Jared Diamond, Effondrement, pages 399 à 400

 

On retrouve là les cinq ensembles de facteurs que nous avons déjà développés : l’impact des Vikings sur l’environnement, les changements climatiques, la moindre fréquence des contacts amicaux avec la Norvège, la multiplication des contacts hostiles avec les Inuits et l’attitude conservatrice qui fut celle des Vikings.    En conclusion, les Vikings épuisèrent sans le savoir les ressources naturelles dont ils dépendaient en abattant les arbres, en récoltant la tourbe, en pratiquant le surpâturage et en causant une érosion du sol.

Jared Diamond, Effondrement, page 431

 

Si les sociétés étudiées au chapitre 9 sont parvenues à survivre alors que la plupart des sociétés examinées dans les chapitres 2 à 8 se sont éteintes, c’est que les unes et les autres se distinguent par des différences environnementales : certains environnements sont plus fragiles et posent des problèmes plus difficiles que d’autres.

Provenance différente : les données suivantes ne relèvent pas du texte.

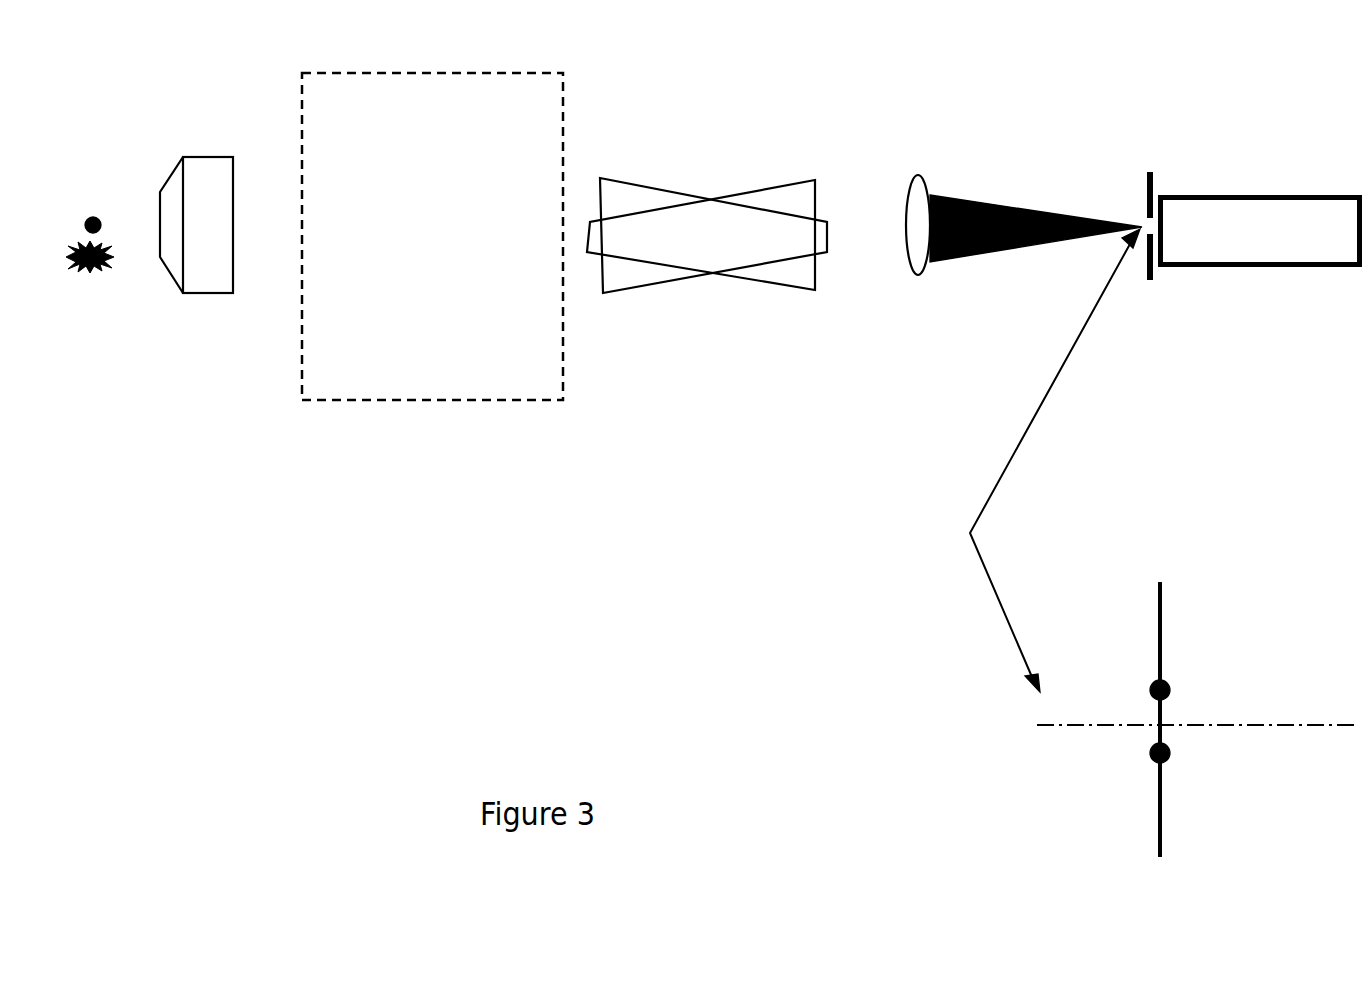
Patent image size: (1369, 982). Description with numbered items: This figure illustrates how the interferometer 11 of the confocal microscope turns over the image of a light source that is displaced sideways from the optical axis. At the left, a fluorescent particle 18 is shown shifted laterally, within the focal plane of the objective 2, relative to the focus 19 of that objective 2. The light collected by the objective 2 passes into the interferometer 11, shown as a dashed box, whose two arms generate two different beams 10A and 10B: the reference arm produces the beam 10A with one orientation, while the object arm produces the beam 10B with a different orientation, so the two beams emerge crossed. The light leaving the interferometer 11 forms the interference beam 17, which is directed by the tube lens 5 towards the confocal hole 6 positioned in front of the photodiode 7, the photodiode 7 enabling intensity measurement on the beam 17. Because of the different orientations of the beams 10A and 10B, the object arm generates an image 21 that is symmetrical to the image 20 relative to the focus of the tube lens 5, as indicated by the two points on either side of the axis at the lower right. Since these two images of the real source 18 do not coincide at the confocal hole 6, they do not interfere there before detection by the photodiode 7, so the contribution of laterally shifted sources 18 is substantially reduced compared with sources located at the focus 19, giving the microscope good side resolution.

The objective 2 is at (208, 167).
The tube lens 5 is at (915, 262).
The confocal hole 6 is at (1147, 183).
The photodiode 7 is at (1227, 195).
The beam 10A is at (608, 283).
The beam 10B is at (618, 188).
The interferometer 11 is at (320, 400).
The interference beam 17 is at (958, 197).
The fluorescent particle 18 is at (97, 267).
The focus of the objective 19 is at (91, 217).
The image 20 is at (1143, 675).
The image 21 is at (1137, 767).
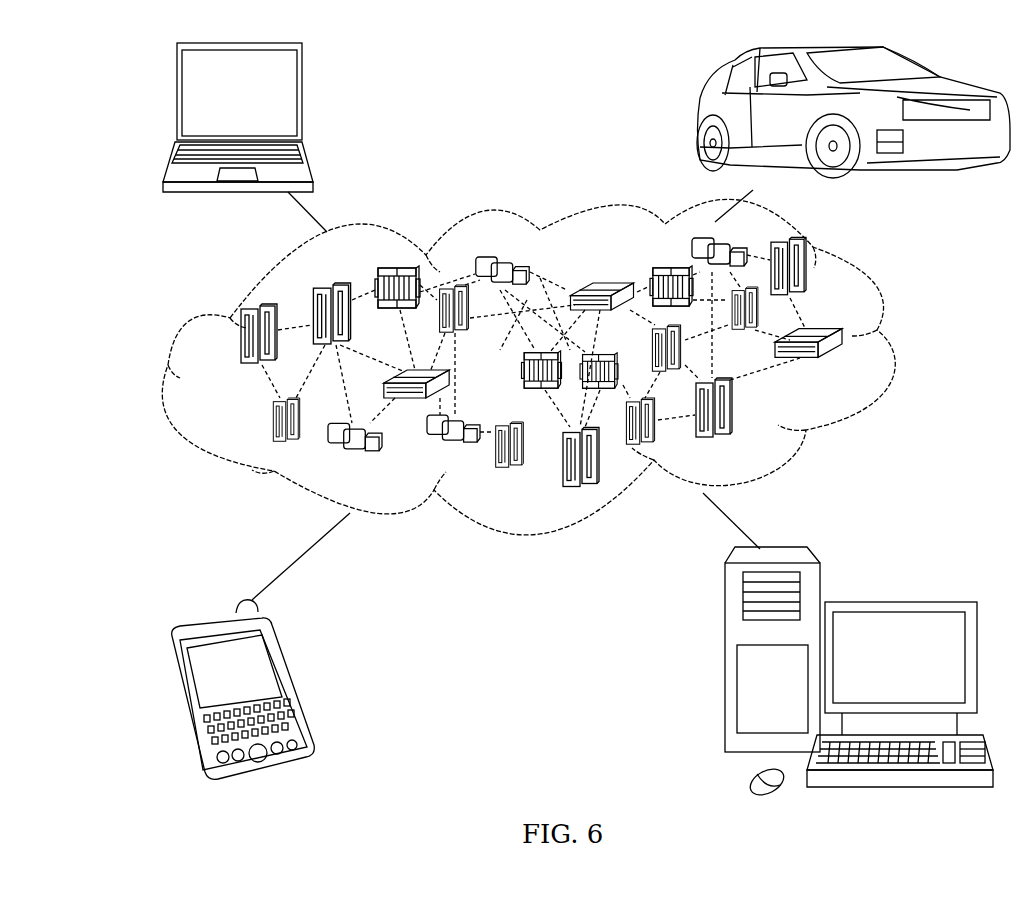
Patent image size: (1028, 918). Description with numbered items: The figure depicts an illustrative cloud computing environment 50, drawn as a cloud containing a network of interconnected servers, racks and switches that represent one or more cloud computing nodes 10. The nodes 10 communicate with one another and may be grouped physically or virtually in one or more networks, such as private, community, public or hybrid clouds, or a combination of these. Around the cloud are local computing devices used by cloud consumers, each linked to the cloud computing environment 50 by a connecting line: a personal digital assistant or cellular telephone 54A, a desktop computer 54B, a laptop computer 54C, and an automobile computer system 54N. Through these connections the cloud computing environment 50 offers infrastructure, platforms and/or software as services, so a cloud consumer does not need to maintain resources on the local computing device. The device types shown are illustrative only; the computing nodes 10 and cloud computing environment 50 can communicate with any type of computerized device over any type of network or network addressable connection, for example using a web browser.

The cloud computing nodes 10 is at (850, 371).
The cloud computing environment 50 is at (898, 343).
The personal digital assistant or cellular telephone 54A is at (290, 681).
The desktop computer 54B is at (897, 601).
The laptop computer 54C is at (302, 100).
The automobile computer system 54N is at (698, 115).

Nous avons détaillé au chapitre 2 les nombreuses raisons pour lesquelles l’environnement dans les îles du Pacifique était plus ou moins fragile, ce qui expliquait en partie pourquoi les sociétés de l’île de Pâques et de l’île de Mangareva ont disparu alors que la société de Tikopia a survécu. De la même manière, l’histoire de la survie de la société des hautes terres de Nouvelle-Guinée et celle du Japon de l’ère Tokugawa ne sont que les histoires de sociétés qui eurent la chance d’occuper des territoires relativement résistants. Mais ces différences environnementales ne suffisent pas à répondre entièrement à la question posée, ainsi que le prouvent certains cas, comme le Groenland et le sud-ouest des États-Unis, où une société a survécu alors qu’une autre, ou que plusieurs autres sociétés qui avaient opté pour une économie différente dans le même environnement, ont disparu. On en conclura donc, que si l’environnement est important, importe tout autant le choix d’une économie profitable qui sache s’adapter à cet environnement. Mais, une fois fait le choix d’une économie particulière, une société sait-elle s’y tenir de façon durable ?    Indépendamment des ressources sur lesquelles cette économie repose – sols exploités par l’agriculture, végétation consommée par le bétail, réserves piscicoles, gibier, plantes ramassées ou petits animaux –, certaines sociétés élaborent des pratiques qui évitent la surexploitation, alors que d’autres ne parviennent pas à relever ce défi. C’est l’objet de la troisième partie.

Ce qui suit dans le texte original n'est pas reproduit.